De Blasio “wants to throw into the mix another significant income tax hike on what is basically the engine of the state’s economy. That’s something you’d think has implications for Cuomo’s two different tax commissions, and it’s certainly not consistent with anything you’d call tax relief,” McMahon said.
A spokesman for Governor Cuomo pointed to the governor’s remarks made last month, in which Cuomo pledged to wait until January, after the new mayor takes office, to discuss de Blasio’s tax proposal. A spokesman for de Blasio did not respond immediately to requests for comment.
The commission’s focus and Cuomo’s appointment of Pataki riled some liberal fiscal policy groups, who questioned the need for tax cuts. Former Democratic Assemblyman Richard Brodsky, now a fellow at Demos, a liberal-leaning economic think-tank, agreed.
“The notion that tax cuts stimulate economic growth does not seem to have been proved,” he said. “And the notion that there would be a stimulative effect on New York’s economy — this is the first question that folks would have to address.”
Cuomo said he hoped the commission would focus on property taxes, which he said totaled $50 billion statewide last year.
“We also are asking the commission to review any taxes they believe are unduly burdensome to businesses and to families,” said Cuomo. New Yorkers, the governor warned, could readily move to other states with more favorable tax climates.
“One of the core elements of my 12 years was cutting taxes,” Pataki said Wednesday of his three terms as governor, adding, “quite simply, the taxes are still quite high.” In 2003, Pataki claimed that he’d made New York the “tax-cutting capital of the nation,” cutting 19 different taxes 63 times.
But the former governor might not be the best model for general fiscal restraint.
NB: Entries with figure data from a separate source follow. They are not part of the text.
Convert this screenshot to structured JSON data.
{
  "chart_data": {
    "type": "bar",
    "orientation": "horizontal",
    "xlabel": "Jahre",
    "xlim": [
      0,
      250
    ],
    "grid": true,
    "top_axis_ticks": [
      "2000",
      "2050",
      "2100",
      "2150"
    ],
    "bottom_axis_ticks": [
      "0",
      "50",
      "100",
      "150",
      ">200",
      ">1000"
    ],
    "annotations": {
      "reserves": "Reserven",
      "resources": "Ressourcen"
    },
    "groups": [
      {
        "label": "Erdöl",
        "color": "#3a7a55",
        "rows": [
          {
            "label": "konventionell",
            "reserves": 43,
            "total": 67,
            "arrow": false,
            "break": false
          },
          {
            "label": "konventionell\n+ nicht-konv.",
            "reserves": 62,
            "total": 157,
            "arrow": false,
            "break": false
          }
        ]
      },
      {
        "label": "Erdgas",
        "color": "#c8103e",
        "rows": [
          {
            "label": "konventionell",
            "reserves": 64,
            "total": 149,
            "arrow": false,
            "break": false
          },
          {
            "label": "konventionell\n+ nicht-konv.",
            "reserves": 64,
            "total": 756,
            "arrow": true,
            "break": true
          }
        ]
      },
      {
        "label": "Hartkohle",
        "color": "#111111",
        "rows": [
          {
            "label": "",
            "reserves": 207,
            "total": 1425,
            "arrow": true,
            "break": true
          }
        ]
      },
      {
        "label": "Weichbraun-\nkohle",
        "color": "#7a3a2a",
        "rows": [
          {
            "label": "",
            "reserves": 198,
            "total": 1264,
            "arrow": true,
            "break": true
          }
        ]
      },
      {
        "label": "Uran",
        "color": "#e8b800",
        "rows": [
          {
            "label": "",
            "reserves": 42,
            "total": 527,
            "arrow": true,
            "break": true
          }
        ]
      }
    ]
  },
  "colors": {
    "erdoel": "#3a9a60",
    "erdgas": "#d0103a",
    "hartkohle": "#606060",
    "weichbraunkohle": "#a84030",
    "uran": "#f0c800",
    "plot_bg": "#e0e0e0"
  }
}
The state’s debt burden doubled during his administration, and state spending rose at nearly 2.5 times the rate of inflation. In 2002, the Pataki Administration and legislative leaders agreed to allow five of the state’s public authorities to go on a massive borrowing spree,issuing more than $30 billion in bonds secured by New Yorkers’ personal income tax payments to pay for public works projects. About one out of every four dollars in income tax revenue the state receives now goes to a fund paying off debt on those projects.
“Governor Pataki’s record of fiscal stewardship is unmatched. In addition to his record of cutting taxes, Governor Pataki left the state with billions in surplus, 1 million fewer people on welfare and the lowest unemployment rate in over fifty years,” Governor Pataki’s spokesman David Catalfamo wrote in an email.
“There’s a lot of criticisms you could make of [Pataki’s] fiscal stewardship, but with one exception, the cigarette taxes, he deserves a reputation for being a pretty steadfast tax cutter,” said E.J. McMahon, who helped Pataki draft a personal income tax cut in 1995. McMahon said it was absolutely fair to criticize the former governor for the growth of off-budget expenditures and debt as well as PIT bonds. The bonds, which allowed lawmakers to spend freely, “were like sending [the legislature] another credit card in the mail,” he said.